Con el abogado decidimos que había qué hacer algo y nos fuimos a presentar una denuncia por apremios ilegales en la Comisaría 2º. Estuvimos sentados en el pasillo de la comisaría, esperando más de una hora que nos recibieran la denuncia y ni bola nos daban. Así que decidimos presentarla en el Ministerio de Justicia, que ya estaba casi cerrado. Nos recibieron en la oficina de Derechos Humanos del Ministerio. La denuncia está firmada por el doctor Samudio y yo, como testigo. Cuando terminamos, nos tomamos un taxi y volvimos a Plaza de Mayo, para buscar a mi marido y ver qué había pasado con los muchachos del sindicato. Los encontramos en la boca del subte y nos contaron que se habían llevado detenidos a varios a la Brigada de Investigaciones, cerca de la General Paz. Decidimos ir hasta allá para ver qué pasaba. Eramos unos quince, algunos de los muchachos tenían bombos, nos metimos en el subte... Cuando estábamos cruzando los molinetes, vimos que bajaba una cronista de Canal 9, que conocemos de memoria porque siempre viene a hacer las notas cuando hacemos una movilización o una protesta. La chica no termina de bajar las escaleras, que vuelve a subirlas. Al segundo, bajan unos cincuenta policías, con ella atrás. Todos estaban de civil, pero a muchos los conocemos de la calle, así que pensamos que nos iban a pedir los documentos y por eso los sacamos. La chica de Canal 9 me pone el micrófono y me pregunta: '¿Le parece bien lo que provocaron?'. Yo le contesté que esto lo habían provocado los legisladores que habían querido sesionar a nuestras espaldas, a puertas cerradas. Mientras hablaba, la policía me empujaba para que subiera las escaleras y cuando estoy arriba, con un empujón, me meten adentro de un camión celular.

Todavía no sé qué pasó con la denuncia por apremios que presentamos. Y acá me ve. En toda mi vida, debo de haber participado de unas cuarenta marchas y nunca me pasó algo como esto. Sé que lo hicieron para que no salgamos más a la calle y, también sé, que cuando salga de acá, voy a participar en todas las que pueda. Porque tengo tres hijos de 25, 20 y 12 años y no me pueden ver, después de esto, bajar los brazos. Sino ¿qué les estoy enseñando?

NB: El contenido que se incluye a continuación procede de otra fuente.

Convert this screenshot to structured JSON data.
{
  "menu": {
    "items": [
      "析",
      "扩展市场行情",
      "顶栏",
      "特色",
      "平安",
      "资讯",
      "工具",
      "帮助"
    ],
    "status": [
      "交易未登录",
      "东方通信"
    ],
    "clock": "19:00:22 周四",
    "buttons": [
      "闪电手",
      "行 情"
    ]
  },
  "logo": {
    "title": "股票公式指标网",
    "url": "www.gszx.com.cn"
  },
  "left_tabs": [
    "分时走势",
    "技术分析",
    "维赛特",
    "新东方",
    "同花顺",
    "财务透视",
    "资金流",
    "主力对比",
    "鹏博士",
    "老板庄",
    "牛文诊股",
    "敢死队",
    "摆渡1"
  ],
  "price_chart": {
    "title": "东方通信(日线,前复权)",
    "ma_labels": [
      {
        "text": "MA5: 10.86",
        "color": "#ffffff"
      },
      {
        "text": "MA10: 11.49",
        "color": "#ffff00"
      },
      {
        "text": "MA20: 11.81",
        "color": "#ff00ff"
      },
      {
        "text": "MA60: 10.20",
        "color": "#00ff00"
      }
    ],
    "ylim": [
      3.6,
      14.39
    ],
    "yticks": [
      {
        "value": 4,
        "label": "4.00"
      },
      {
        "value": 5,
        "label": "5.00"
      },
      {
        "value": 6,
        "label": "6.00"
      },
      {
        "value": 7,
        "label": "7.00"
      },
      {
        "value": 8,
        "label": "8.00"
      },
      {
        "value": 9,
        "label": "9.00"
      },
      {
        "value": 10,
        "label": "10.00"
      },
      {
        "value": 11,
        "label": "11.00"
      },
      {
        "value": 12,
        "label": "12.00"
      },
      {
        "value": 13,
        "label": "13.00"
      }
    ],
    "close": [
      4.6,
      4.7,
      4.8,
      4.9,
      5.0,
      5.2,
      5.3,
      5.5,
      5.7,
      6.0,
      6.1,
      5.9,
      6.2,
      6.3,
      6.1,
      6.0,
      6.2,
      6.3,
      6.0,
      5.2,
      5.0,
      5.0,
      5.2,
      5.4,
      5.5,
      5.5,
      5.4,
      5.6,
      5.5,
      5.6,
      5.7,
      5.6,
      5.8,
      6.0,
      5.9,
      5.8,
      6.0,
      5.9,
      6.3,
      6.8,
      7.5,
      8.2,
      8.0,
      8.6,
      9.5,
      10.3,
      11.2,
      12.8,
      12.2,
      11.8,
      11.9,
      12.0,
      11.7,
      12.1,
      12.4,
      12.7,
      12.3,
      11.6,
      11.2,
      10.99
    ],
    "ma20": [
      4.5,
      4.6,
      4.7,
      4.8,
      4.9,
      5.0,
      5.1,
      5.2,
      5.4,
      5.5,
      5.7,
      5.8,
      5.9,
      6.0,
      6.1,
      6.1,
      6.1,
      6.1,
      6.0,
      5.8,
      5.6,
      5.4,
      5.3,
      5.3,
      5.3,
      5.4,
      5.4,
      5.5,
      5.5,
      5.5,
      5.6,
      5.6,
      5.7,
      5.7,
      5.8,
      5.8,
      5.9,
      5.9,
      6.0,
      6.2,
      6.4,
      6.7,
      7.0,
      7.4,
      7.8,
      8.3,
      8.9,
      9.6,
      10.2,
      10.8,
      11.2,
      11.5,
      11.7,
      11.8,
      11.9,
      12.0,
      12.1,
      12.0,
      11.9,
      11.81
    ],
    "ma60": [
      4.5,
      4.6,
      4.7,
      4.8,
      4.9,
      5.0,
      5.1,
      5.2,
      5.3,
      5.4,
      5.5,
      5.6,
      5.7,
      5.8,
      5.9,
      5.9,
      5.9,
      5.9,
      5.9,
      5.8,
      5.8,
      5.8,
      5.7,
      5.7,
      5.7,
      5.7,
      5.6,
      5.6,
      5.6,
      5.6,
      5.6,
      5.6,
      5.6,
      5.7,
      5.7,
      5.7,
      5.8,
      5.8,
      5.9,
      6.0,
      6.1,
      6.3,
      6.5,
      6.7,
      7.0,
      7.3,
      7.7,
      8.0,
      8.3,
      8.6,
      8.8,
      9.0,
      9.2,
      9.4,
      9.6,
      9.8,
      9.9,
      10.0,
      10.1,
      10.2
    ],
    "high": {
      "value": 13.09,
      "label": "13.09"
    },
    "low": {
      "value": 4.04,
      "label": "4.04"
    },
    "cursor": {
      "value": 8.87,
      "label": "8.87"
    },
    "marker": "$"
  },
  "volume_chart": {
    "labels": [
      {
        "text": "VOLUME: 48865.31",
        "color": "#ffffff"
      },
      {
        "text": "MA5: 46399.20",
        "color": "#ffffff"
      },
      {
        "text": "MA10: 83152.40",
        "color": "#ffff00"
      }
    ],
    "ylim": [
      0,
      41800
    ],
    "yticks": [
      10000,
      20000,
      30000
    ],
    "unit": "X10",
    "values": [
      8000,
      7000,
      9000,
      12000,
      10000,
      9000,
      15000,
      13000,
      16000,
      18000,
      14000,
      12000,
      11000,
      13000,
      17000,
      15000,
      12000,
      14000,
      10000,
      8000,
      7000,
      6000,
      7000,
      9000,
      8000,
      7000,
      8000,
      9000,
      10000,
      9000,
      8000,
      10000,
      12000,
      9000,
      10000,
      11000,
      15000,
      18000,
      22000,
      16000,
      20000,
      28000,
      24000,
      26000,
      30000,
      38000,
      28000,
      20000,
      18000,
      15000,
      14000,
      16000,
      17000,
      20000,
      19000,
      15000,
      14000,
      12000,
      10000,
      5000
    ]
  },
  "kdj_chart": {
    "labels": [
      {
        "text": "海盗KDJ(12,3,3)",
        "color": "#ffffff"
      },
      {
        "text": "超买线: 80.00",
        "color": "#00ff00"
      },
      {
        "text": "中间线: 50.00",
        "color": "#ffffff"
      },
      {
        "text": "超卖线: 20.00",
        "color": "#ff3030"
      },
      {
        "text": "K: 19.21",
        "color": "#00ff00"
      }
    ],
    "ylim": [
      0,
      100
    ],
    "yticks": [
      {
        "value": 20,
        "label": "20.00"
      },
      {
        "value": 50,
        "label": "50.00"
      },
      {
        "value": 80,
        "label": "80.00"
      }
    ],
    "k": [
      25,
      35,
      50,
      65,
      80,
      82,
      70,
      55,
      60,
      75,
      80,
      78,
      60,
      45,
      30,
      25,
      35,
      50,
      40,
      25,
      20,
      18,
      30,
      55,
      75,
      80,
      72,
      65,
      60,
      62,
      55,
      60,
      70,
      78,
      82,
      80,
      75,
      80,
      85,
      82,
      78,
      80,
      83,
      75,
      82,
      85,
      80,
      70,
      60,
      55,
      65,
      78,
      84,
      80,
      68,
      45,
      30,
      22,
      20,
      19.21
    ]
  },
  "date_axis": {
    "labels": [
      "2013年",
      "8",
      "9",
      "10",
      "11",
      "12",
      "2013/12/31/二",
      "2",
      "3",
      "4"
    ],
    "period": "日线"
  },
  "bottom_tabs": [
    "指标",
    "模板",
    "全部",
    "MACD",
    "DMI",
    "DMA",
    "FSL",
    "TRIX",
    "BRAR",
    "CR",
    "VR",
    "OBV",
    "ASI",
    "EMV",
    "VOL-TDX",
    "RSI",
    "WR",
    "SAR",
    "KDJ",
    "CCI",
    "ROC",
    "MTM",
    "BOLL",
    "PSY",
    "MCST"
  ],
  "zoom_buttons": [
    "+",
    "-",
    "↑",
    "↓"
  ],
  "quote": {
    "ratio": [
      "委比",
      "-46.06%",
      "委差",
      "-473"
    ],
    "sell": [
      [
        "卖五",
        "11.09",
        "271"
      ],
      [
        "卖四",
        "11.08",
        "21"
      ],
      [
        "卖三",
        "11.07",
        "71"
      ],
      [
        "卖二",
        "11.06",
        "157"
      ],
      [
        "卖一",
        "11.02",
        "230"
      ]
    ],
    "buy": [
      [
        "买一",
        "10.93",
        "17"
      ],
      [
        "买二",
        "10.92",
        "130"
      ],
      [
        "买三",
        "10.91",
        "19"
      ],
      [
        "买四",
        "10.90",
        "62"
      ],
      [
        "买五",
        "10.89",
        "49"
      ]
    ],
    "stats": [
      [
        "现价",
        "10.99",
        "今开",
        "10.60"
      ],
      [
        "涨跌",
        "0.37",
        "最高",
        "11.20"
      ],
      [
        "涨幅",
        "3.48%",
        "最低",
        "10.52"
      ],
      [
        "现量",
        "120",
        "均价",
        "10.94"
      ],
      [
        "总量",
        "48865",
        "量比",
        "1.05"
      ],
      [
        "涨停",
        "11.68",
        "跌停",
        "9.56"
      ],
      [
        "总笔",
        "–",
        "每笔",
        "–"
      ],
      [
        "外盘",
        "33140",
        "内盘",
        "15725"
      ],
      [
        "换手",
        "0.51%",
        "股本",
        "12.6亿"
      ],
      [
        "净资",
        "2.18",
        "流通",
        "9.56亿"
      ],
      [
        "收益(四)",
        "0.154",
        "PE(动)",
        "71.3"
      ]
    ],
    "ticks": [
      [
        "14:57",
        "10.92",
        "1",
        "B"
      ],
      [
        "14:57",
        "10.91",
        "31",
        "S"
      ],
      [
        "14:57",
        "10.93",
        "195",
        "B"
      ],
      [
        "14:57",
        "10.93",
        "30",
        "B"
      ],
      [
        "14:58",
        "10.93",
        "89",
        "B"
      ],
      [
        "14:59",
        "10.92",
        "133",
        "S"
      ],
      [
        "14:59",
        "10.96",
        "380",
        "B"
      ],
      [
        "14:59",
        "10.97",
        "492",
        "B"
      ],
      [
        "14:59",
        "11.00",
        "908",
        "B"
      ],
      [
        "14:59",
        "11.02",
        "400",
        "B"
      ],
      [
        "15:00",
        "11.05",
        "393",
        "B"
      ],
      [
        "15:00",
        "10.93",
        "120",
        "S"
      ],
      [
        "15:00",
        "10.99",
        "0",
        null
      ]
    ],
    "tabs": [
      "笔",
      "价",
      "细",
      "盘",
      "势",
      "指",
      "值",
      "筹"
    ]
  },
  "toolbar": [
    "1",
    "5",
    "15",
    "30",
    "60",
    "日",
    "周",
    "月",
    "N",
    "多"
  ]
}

Las mujeres preguntan por los otros detenidos, una docena de hombres que están en Devoto, tosiendo la humedad del penal, algunos con sarna. Alguien contesta que están bien y ellas preguntan qué pensamos que va a pasar con la causa. En la misma semana en que otros cien manifestantes fueron detenidos durante una protesta contra el FMI en Plaza de Mayo, no es fácil darles lo que necesitan: algo de esperanza.